An 84-year-old woman presented to a local clinic with dyspnea on exertion and left back pain persisting for a month.
She was admitted to our hospital because of left pleural effusion on a chest X-ray.
She suffered hypertension and dyslipidemia but had no history of pleural tuberculosis or chronic pyothorax, nor a smoking history or dust exposure.
On examination, her vital signs and oxygen saturation were normal (SpO2: 96% ambient air).
A chest examination revealed a mass on the left side of her back with pain and decreased breathing sounds in the left lower-lung field.
The rest of the examination findings were normal.
Laboratory tests revealed elevated levels of C reactive protein, lactate dehydrogenase (LDH), and soluble interleukin-2 receptor (sIL-2R) (Table 1).
A chest X-ray (Fig.1) showed left pleural effusion with mediastinal shift.

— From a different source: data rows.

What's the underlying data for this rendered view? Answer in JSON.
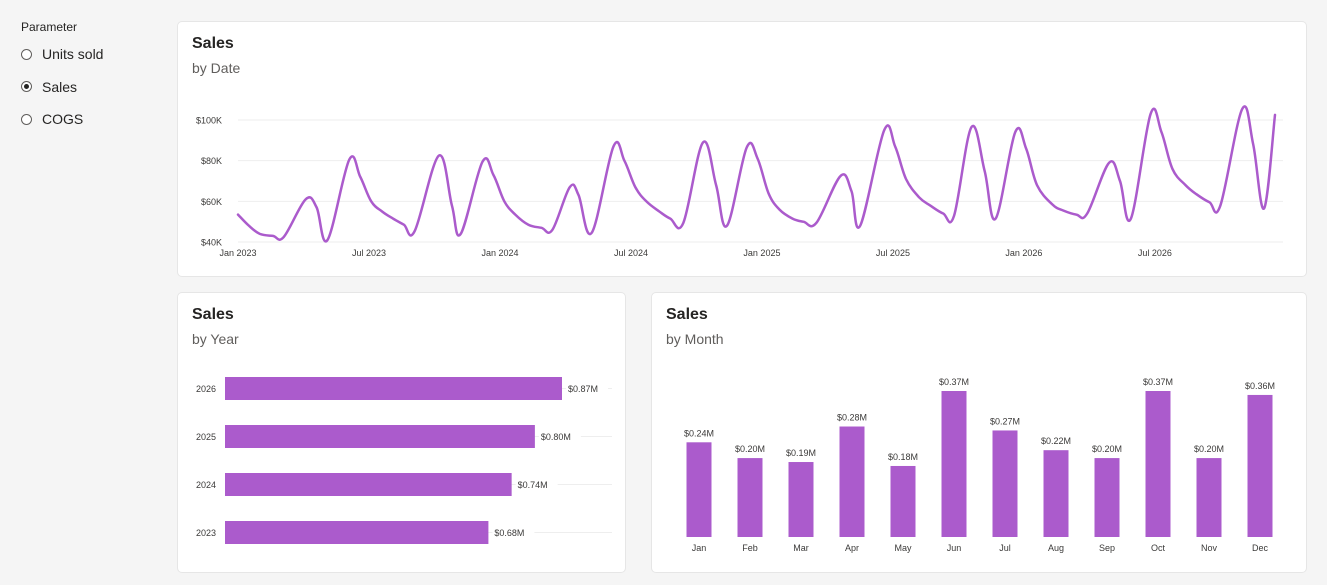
{
  "parameter": {
    "title": "Parameter",
    "options": [
      {
        "label": "Units sold",
        "selected": false
      },
      {
        "label": "Sales",
        "selected": true
      },
      {
        "label": "COGS",
        "selected": false
      }
    ]
  },
  "colors": {
    "series": "#ab5bcc",
    "grid": "#eeeeee"
  },
  "cards": {
    "date": {
      "title": "Sales",
      "subtitle": "by Date"
    },
    "year": {
      "title": "Sales",
      "subtitle": "by Year"
    },
    "month": {
      "title": "Sales",
      "subtitle": "by Month"
    }
  },
  "chart_data": [
    {
      "type": "line",
      "title": "Sales",
      "subtitle": "by Date",
      "y_ticks": [
        "$40K",
        "$60K",
        "$80K",
        "$100K"
      ],
      "y_tick_values": [
        40000,
        60000,
        80000,
        100000
      ],
      "ylim": [
        40000,
        100000
      ],
      "x_ticks": [
        "Jan 2023",
        "Jul 2023",
        "Jan 2024",
        "Jul 2024",
        "Jan 2025",
        "Jul 2025",
        "Jan 2026",
        "Jul 2026"
      ],
      "x_tick_months": [
        0,
        6,
        12,
        18,
        24,
        30,
        36,
        42
      ],
      "x_range_months": [
        0,
        47.5
      ],
      "grid": true,
      "series": [
        {
          "points": [
            [
              0.0,
              53500
            ],
            [
              0.5,
              48000
            ],
            [
              1.0,
              44000
            ],
            [
              1.6,
              43000
            ],
            [
              2.1,
              42500
            ],
            [
              3.1,
              61000
            ],
            [
              3.6,
              57000
            ],
            [
              4.1,
              41000
            ],
            [
              5.1,
              80500
            ],
            [
              5.6,
              72000
            ],
            [
              6.1,
              60000
            ],
            [
              6.6,
              55000
            ],
            [
              7.1,
              51500
            ],
            [
              7.6,
              48500
            ],
            [
              8.1,
              45500
            ],
            [
              9.2,
              82500
            ],
            [
              9.8,
              58000
            ],
            [
              10.2,
              44000
            ],
            [
              11.2,
              79500
            ],
            [
              11.7,
              73000
            ],
            [
              12.2,
              60000
            ],
            [
              12.7,
              53500
            ],
            [
              13.3,
              48500
            ],
            [
              13.9,
              47000
            ],
            [
              14.4,
              46000
            ],
            [
              15.2,
              67000
            ],
            [
              15.6,
              63000
            ],
            [
              16.2,
              44500
            ],
            [
              17.2,
              87000
            ],
            [
              17.7,
              80000
            ],
            [
              18.2,
              67000
            ],
            [
              18.7,
              60000
            ],
            [
              19.3,
              55000
            ],
            [
              19.8,
              51500
            ],
            [
              20.4,
              49500
            ],
            [
              21.3,
              89000
            ],
            [
              21.9,
              68000
            ],
            [
              22.4,
              48000
            ],
            [
              23.3,
              86500
            ],
            [
              23.8,
              81000
            ],
            [
              24.3,
              64000
            ],
            [
              24.8,
              56000
            ],
            [
              25.4,
              51500
            ],
            [
              25.9,
              50000
            ],
            [
              26.5,
              49500
            ],
            [
              27.6,
              72500
            ],
            [
              28.1,
              65000
            ],
            [
              28.5,
              48000
            ],
            [
              29.6,
              95000
            ],
            [
              30.1,
              87000
            ],
            [
              30.6,
              71000
            ],
            [
              31.2,
              62000
            ],
            [
              31.7,
              58000
            ],
            [
              32.3,
              54000
            ],
            [
              32.8,
              53000
            ],
            [
              33.6,
              96500
            ],
            [
              34.2,
              75000
            ],
            [
              34.7,
              51500
            ],
            [
              35.6,
              94000
            ],
            [
              36.1,
              86000
            ],
            [
              36.6,
              68000
            ],
            [
              37.3,
              58500
            ],
            [
              37.8,
              55500
            ],
            [
              38.4,
              53500
            ],
            [
              38.9,
              54000
            ],
            [
              39.9,
              79000
            ],
            [
              40.4,
              70000
            ],
            [
              40.9,
              51500
            ],
            [
              41.8,
              103000
            ],
            [
              42.3,
              94000
            ],
            [
              42.8,
              76000
            ],
            [
              43.4,
              68000
            ],
            [
              43.9,
              63500
            ],
            [
              44.5,
              59500
            ],
            [
              45.0,
              58000
            ],
            [
              46.0,
              105500
            ],
            [
              46.5,
              88000
            ],
            [
              47.0,
              56500
            ],
            [
              47.5,
              102500
            ]
          ]
        }
      ]
    },
    {
      "type": "bar",
      "orientation": "horizontal",
      "title": "Sales",
      "subtitle": "by Year",
      "categories": [
        "2026",
        "2025",
        "2024",
        "2023"
      ],
      "values": [
        0.87,
        0.8,
        0.74,
        0.68
      ],
      "labels": [
        "$0.87M",
        "$0.80M",
        "$0.74M",
        "$0.68M"
      ],
      "xlim": [
        0,
        0.87
      ]
    },
    {
      "type": "bar",
      "orientation": "vertical",
      "title": "Sales",
      "subtitle": "by Month",
      "categories": [
        "Jan",
        "Feb",
        "Mar",
        "Apr",
        "May",
        "Jun",
        "Jul",
        "Aug",
        "Sep",
        "Oct",
        "Nov",
        "Dec"
      ],
      "values": [
        0.24,
        0.2,
        0.19,
        0.28,
        0.18,
        0.37,
        0.27,
        0.22,
        0.2,
        0.37,
        0.2,
        0.36
      ],
      "labels": [
        "$0.24M",
        "$0.20M",
        "$0.19M",
        "$0.28M",
        "$0.18M",
        "$0.37M",
        "$0.27M",
        "$0.22M",
        "$0.20M",
        "$0.37M",
        "$0.20M",
        "$0.36M"
      ],
      "ylim": [
        0,
        0.37
      ]
    }
  ]
}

On the first hospital day, an intercostal drainage tube was inserted, and after drainage, chest computed tomography (CT) (Fig.2) revealed an irregular pleural mass invading her left chest wall with rib destruction and pleural effusion.
The mass was adjacent to the posterior mediastinum, but the lateral side of the mass was thick and invading the chest wall, so we diagnosed this mass as a chest wall tumor.

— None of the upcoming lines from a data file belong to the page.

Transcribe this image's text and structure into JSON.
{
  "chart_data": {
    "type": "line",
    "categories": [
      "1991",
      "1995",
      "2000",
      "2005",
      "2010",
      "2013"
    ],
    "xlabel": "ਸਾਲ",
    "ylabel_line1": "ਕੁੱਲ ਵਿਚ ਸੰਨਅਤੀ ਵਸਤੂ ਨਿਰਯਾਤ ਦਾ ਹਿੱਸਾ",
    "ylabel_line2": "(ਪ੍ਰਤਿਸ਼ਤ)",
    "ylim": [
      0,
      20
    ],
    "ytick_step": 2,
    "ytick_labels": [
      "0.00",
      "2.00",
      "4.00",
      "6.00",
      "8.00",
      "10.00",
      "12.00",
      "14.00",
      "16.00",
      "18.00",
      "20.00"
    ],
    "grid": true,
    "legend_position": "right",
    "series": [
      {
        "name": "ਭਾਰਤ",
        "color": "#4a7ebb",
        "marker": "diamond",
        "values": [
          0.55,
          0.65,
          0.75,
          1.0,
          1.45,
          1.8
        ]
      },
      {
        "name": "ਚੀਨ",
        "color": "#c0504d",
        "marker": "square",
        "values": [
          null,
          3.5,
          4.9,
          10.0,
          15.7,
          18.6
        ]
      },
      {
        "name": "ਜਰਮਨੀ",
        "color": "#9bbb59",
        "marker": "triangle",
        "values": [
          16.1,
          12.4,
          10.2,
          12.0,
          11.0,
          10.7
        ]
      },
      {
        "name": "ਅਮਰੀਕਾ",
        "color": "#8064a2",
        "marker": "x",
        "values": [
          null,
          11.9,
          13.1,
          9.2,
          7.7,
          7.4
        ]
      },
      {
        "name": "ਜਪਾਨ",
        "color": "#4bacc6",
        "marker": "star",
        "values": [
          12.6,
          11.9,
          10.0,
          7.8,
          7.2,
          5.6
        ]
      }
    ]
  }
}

The pleural fluid was serous and not purulent.
A fluid analysis showed it to be exudative, and 81% of the white blood cells were lymphocytes.
The fluid culture was negative, and cytology did not show any evidence of malignancy (Table 1).
CT-guided needle biopsy was performed.
The histopathology results supported a diagnosis of diffuse large B-cell lymphoma (DLBCL) that was positive for CD10 and CD20 but negative for CD3 and CD5 (Fig.3).
18-fluorodeoxyglucose positron emission tomography/computed tomography (FDG-PET/CT) revealed high FDG uptake in the left chest wall mass without any other uptake (Fig.4A and B), so we diagnosed her with primary malignant lymphoma originating from the chest wall.
We reconfirmed her medical history, and she never had either tuberculous pleurisy or pyothorax.
Her performance status (PS) was 3 because of her back pain and fatigue.
Owing to her bad PS and age, it was difficult to perform an operation or administer combination chemotherapy with Rituximab, so low-dose oral etoposide (50 mg/day d1-14, q28) was administered.
Her pleural effusion disappeared within two weeks, her back pain disappeared, and her PS improved to 1 within a month.
Chest CT performed four months later showed complete response (Fig.4C and D).
She continued oral chemotherapy and maintained a good PS for one year after the diagnosis.